I can understand the Norwegians from Oslo and Bergen. Of course just the basic words, since I forgot most of the Swedish words now after 27 years of not being there!
23:58 August 14, 2009 by conboy
Are you not a wee bit confused about Nordic history? Finland is a Republic dearie as for Your "shared beliefs, devotions etc." I think a Norwegian musket ball put the kybosh on that bollox in the case of Karl the twelfth. Sorry for bursting you bubble but there it is... Sorry!
13:42 August 15, 2009 by preddo53
I just love what Tutu said. " We call the English stupid because they don't learn any other language". Thats a cracker. So the Brits are thick, well not that thick if the rest of the world speaks my language because I can't be arsed to learn theirs. I can go anywhere in the world and I'm understood, yet if a Swede went to the same places no one would know what the hell he was talking about. Oh yes the British are stupid, but it seems not as stupid as the rest of the world, hahaha.
16:24 August 15, 2009 by Nordland88
These comments on language are always fascinating to read. Intolerance of less than perfect Swedish is frequently mentioned. Here in the US only one Accent is acceptable in the main stream media, a flattened out dumbed down non-regional kind of American English. People who speak "Southern" seldom portray any kind of serious character, they are either a silly moron kind of clown, or an evil sherif. To add insult to injury the actors do very poor imitations of the real southern accent.
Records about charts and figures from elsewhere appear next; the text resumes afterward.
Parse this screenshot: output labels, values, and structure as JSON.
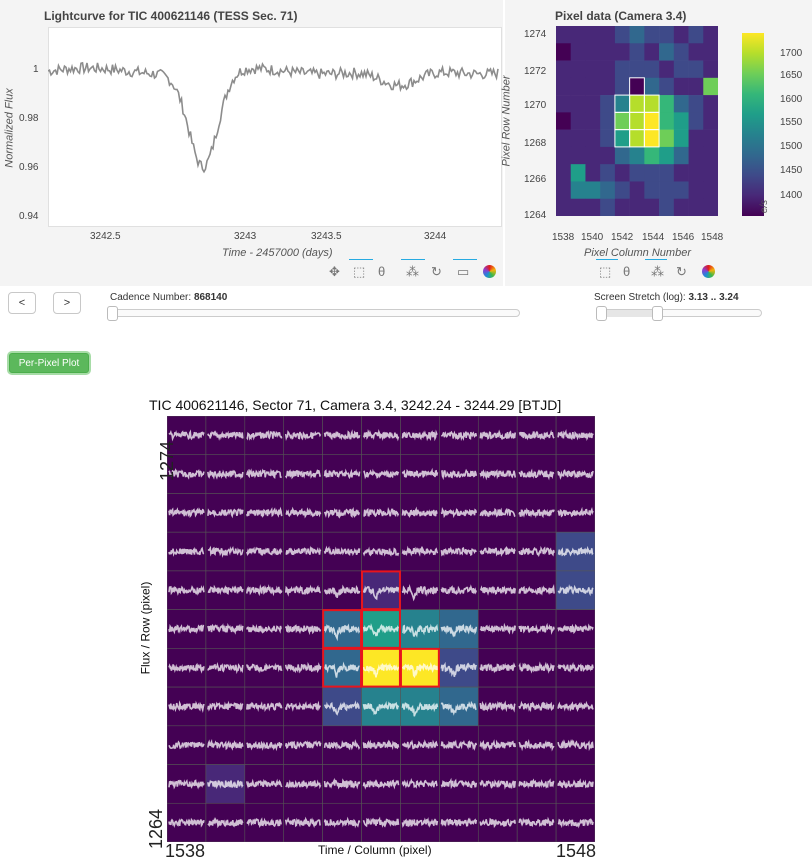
{
  "lightcurve": {
    "title": "Lightcurve for TIC 400621146 (TESS Sec. 71)",
    "xlabel": "Time - 2457000 (days)",
    "ylabel": "Normalized Flux",
    "xticks": [
      "3242.5",
      "3243",
      "3243.5",
      "3244"
    ],
    "yticks": [
      "1",
      "0.98",
      "0.96",
      "0.94"
    ]
  },
  "pixel": {
    "title": "Pixel data (Camera 3.4)",
    "xlabel": "Pixel Column Number",
    "ylabel": "Pixel Row Number",
    "xticks": [
      "1538",
      "1540",
      "1542",
      "1544",
      "1546",
      "1548"
    ],
    "yticks": [
      "1274",
      "1272",
      "1270",
      "1268",
      "1266",
      "1264"
    ],
    "cbar_ticks": [
      "1700",
      "1650",
      "1600",
      "1550",
      "1500",
      "1450",
      "1400"
    ],
    "cbar_label": "e/s"
  },
  "toolbar_left": [
    "pan-icon",
    "box-zoom-icon",
    "wheel-zoom-icon",
    "tap-icon",
    "reset-icon",
    "hover-icon",
    "bokeh-logo"
  ],
  "toolbar_right": [
    "box-select-icon",
    "wheel-zoom-icon",
    "tap-icon",
    "reset-icon",
    "bokeh-logo"
  ],
  "controls": {
    "prev_label": "<",
    "next_label": ">",
    "cadence_label": "Cadence Number:",
    "cadence_value": "868140",
    "stretch_label": "Screen Stretch (log):",
    "stretch_value": "3.13 .. 3.24",
    "per_pixel_label": "Per-Pixel Plot"
  },
  "perpixel": {
    "title": "TIC 400621146, Sector 71, Camera 3.4, 3242.24 - 3244.29 [BTJD]",
    "xlabel": "Time / Column (pixel)",
    "ylabel": "Flux / Row (pixel)",
    "x_min": "1538",
    "x_max": "1548",
    "y_min": "1264",
    "y_max": "1274"
  },
  "colors": {
    "viridis_dark": "#440154",
    "viridis_yellow": "#fde725",
    "aperture": "#e8141c",
    "button_green": "#5cb85c"
  }
}
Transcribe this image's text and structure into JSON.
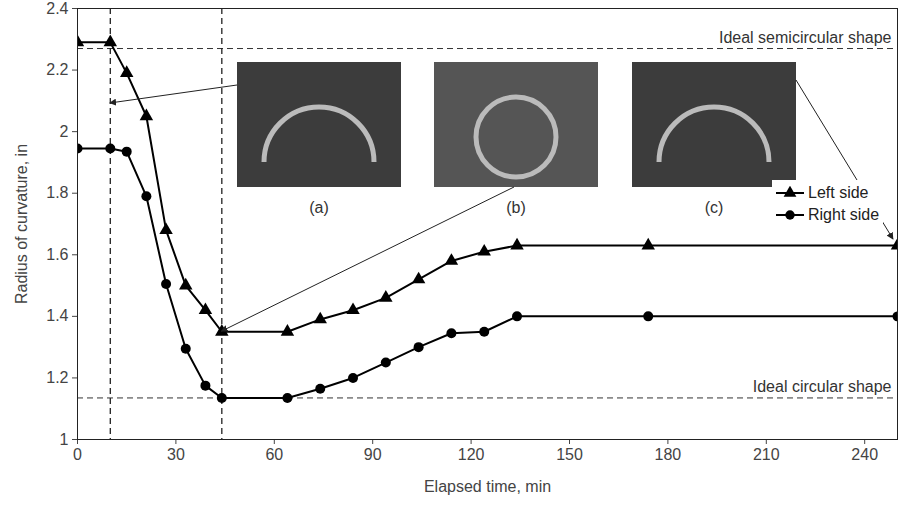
{
  "chart_data": {
    "type": "line",
    "xlabel": "Elapsed time, min",
    "ylabel": "Radius of curvature, in",
    "x": [
      0,
      10,
      15,
      21,
      27,
      33,
      39,
      44,
      64,
      74,
      84,
      94,
      104,
      114,
      124,
      134,
      174,
      250
    ],
    "series": [
      {
        "name": "Left side",
        "color": "#000000",
        "marker": "triangle",
        "line_style": "solid",
        "values": [
          2.29,
          2.29,
          2.19,
          2.05,
          1.68,
          1.5,
          1.42,
          1.35,
          1.35,
          1.39,
          1.42,
          1.46,
          1.52,
          1.58,
          1.61,
          1.63,
          1.63,
          1.63
        ]
      },
      {
        "name": "Right side",
        "color": "#000000",
        "marker": "circle",
        "line_style": "solid",
        "values": [
          1.945,
          1.945,
          1.935,
          1.79,
          1.505,
          1.295,
          1.175,
          1.135,
          1.135,
          1.165,
          1.2,
          1.25,
          1.3,
          1.345,
          1.35,
          1.4,
          1.4,
          1.4
        ]
      }
    ],
    "xlim": [
      0,
      250
    ],
    "xticks": [
      0,
      30,
      60,
      90,
      120,
      150,
      180,
      210,
      240
    ],
    "ylim": [
      1,
      2.4
    ],
    "yticks": [
      1,
      1.2,
      1.4,
      1.6,
      1.8,
      2,
      2.2,
      2.4
    ],
    "hlines": [
      {
        "y": 2.27,
        "label": "Ideal semicircular shape",
        "line_style": "dashed"
      },
      {
        "y": 1.135,
        "label": "Ideal circular shape",
        "line_style": "dashed"
      }
    ],
    "vlines": [
      {
        "x": 10,
        "line_style": "dashed"
      },
      {
        "x": 44,
        "line_style": "dashed"
      }
    ],
    "annotations": [
      "(a)",
      "(b)",
      "(c)"
    ],
    "legend": "right",
    "grid": false
  }
}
A lot of the problem is the simple fact that it becomes very difficult to really learn a new language beyond a certain early age, perhaps 11 or 12. I like the Norsk word morspråk. It would be a good thing if people could get over the feelings of indignation at the less than perfect efforts of foreign language learners, and if the learners would simply accept that, lacking real genius at language, very rare, that they will never quite get it right. Oh well, human nature...try to cure that!
20:08 August 15, 2009 by Wanna be Good
Isnt because of Swedes tell so many jokes about Norwegian?? that might pissed off the Professor.
23:24 August 15, 2009 by conboy
You sir are a knob! Oiche mhaith!
03:09 August 16, 2009 by Lipp
Even the norwegians share our trouble with deciphering the danish language. I can't help myself but grin whenever I hear it.

10:28 August 16, 2009 by Likvid
Yeah they are all Norrbaggar in Sweden
16:58 September 8, 2009 by danielsundt
ryr #25 : no and again no. no language imperialism...

we''d rather learned latin classical or simplified.
09:00 October 26, 2011 by sjuttiosjusköterskorpåsjukhuset
@Alannah, #37: I had the exact same experience as you. I travelled by rail from Stockholm to Narvik and spent an entire summer up there. Every single Swede I met made like they never understood a word of my Swedish. Like you said, very few North Norwegians understand English, and it seemed only the young North Norwegians had little or no trouble with English. However, I am an older American and prefer to socialize with others my age. Every single older Norwegian in Narvik & Tromsø understood EVERY BIT of my Swedish, to the point that I once even thought of moving to North Norway (I made many friends there that summer, more than I ever did with Swedes during the entire 2 years that I lived in Sweden during the '70s), but I suffer from seasonal affective disorder (SAD) and North Norway's around-the-clock darkness of autumn and winter would kill me. They never once were rude to me, can't say the same about Swedes. And if they spoke Bokmål or Nynorsk slowly, I had little, if any trouble, understanding them. A far better language and international relations success story than what I could ever say about Swedes.